この短い小論文で, 「神のみ名はエホバか」という重要な問題を取り扱うことは, 冒険に 等しい。しかし, 敢えてこの問題に順次追考して考察したいと思う。

序文

なぜ, ものみの塔協会は, 「エホバ」の名前を選んだのか。それは, 欽定訳聖書やアメリカ標準訳聖書で用いられていた旧約聖書における神のみ名の共通的発音であった。 今日, ものみの塔協会は「エホバという発音が最も正確である, 或いは, 絶対的主張である」とは, 主張しない。

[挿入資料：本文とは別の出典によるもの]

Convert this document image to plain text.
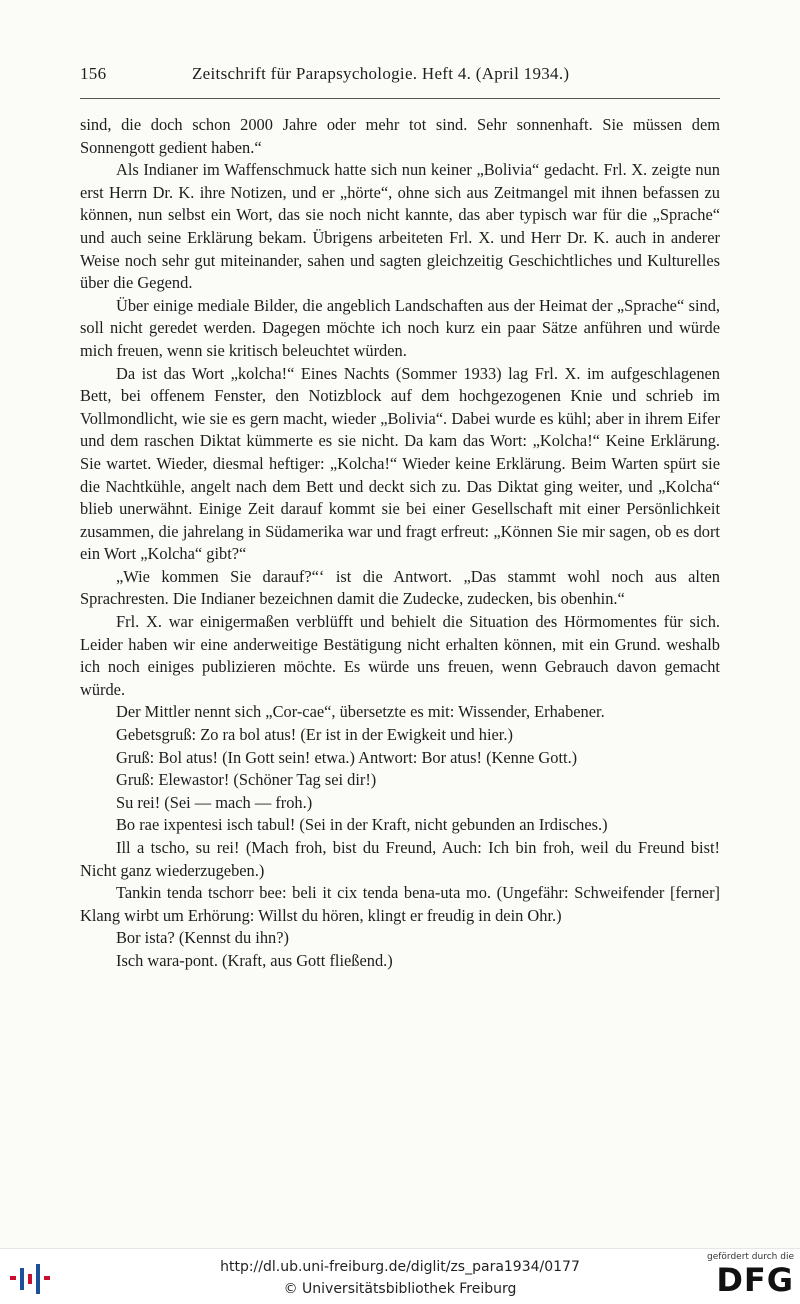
156	Zeitschrift für Parapsychologie. Heft 4. (April 1934.)

sind, die doch schon 2000 Jahre oder mehr tot sind. Sehr sonnenhaft. Sie müssen dem Sonnengott gedient haben.“

Als Indianer im Waffenschmuck hatte sich nun keiner „Bolivia“ gedacht. Frl. X. zeigte nun erst Herrn Dr. K. ihre Notizen, und er „hörte“, ohne sich aus Zeitmangel mit ihnen befassen zu können, nun selbst ein Wort, das sie noch nicht kannte, das aber typisch war für die „Sprache“ und auch seine Erklärung bekam. Übrigens arbeiteten Frl. X. und Herr Dr. K. auch in anderer Weise noch sehr gut miteinander, sahen und sagten gleichzeitig Geschichtliches und Kulturelles über die Gegend.

Über einige mediale Bilder, die angeblich Landschaften aus der Heimat der „Sprache“ sind, soll nicht geredet werden. Dagegen möchte ich noch kurz ein paar Sätze anführen und würde mich freuen, wenn sie kritisch beleuchtet würden.

Da ist das Wort „kolcha!“ Eines Nachts (Sommer 1933) lag Frl. X. im aufgeschlagenen Bett, bei offenem Fenster, den Notizblock auf dem hochgezogenen Knie und schrieb im Vollmondlicht, wie sie es gern macht, wieder „Bolivia“. Dabei wurde es kühl; aber in ihrem Eifer und dem raschen Diktat kümmerte es sie nicht. Da kam das Wort: „Kolcha!“ Keine Erklärung. Sie wartet. Wieder, diesmal heftiger: „Kolcha!“ Wieder keine Erklärung. Beim Warten spürt sie die Nachtkühle, angelt nach dem Bett und deckt sich zu. Das Diktat ging weiter, und „Kolcha“ blieb unerwähnt. Einige Zeit darauf kommt sie bei einer Gesellschaft mit einer Persönlichkeit zusammen, die jahrelang in Südamerika war und fragt erfreut: „Können Sie mir sagen, ob es dort ein Wort „Kolcha“ gibt?“

„Wie kommen Sie darauf?“‘ ist die Antwort. „Das stammt wohl noch aus alten Sprachresten. Die Indianer bezeichnen damit die Zudecke, zudecken, bis obenhin.“

Frl. X. war einigermaßen verblüfft und behielt die Situation des Hörmomentes für sich. Leider haben wir eine anderweitige Bestätigung nicht erhalten können, mit ein Grund. weshalb ich noch einiges publizieren möchte. Es würde uns freuen, wenn Gebrauch davon gemacht würde.

Der Mittler nennt sich „Cor-cae“, übersetzte es mit: Wissender, Erhabener.

Gebetsgruß: Zo ra bol atus! (Er ist in der Ewigkeit und hier.)

Gruß: Bol atus! (In Gott sein! etwa.) Antwort: Bor atus! (Kenne Gott.)

Gruß: Elewastor! (Schöner Tag sei dir!)

Su rei! (Sei — mach — froh.)

Bo rae ixpentesi isch tabul! (Sei in der Kraft, nicht gebunden an Irdisches.)

Ill a tscho, su rei! (Mach froh, bist du Freund, Auch: Ich bin froh, weil du Freund bist! Nicht ganz wiederzugeben.)

Tankin tenda tschorr bee: beli it cix tenda bena-uta mo. (Ungefähr: Schweifender [ferner] Klang wirbt um Erhörung: Willst du hören, klingt er freudig in dein Ohr.)

Bor ista? (Kennst du ihn?)

Isch wara-pont. (Kraft, aus Gott fließend.)

http://dl.ub.uni-freiburg.de/diglit/zs_para1934/0177
© Universitätsbibliothek Freiburg
gefördert durch die
DFG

本来, ヘブライ語のテトラグラマトンYHWHを英語化したものが, Jehovahである。元々, 英語の「J」や「V」は, ヘブライ語の発音と関係がなく, Jehovahと発音することができなかった。

ものみの塔の議論は, 主に「神のみ名を用いない」ことであり, それが決まって使われるべきであり, 「み名を取り除いていることが神のみ名に対する最大の侮辱」である [註1]としてキリスト教会を, 批判する。この問題に対する論証は, 永年キリスト教会の中で, 沈黙されてきた。

しかし, 現在諸外国に於いて, 或いは日本に於いても様々な文献の中で論証されるようになった。[註2]この記事の中で, 私達は彼らの比較的最近の出版物である「神のみ名は永久に存続する」を論駁する。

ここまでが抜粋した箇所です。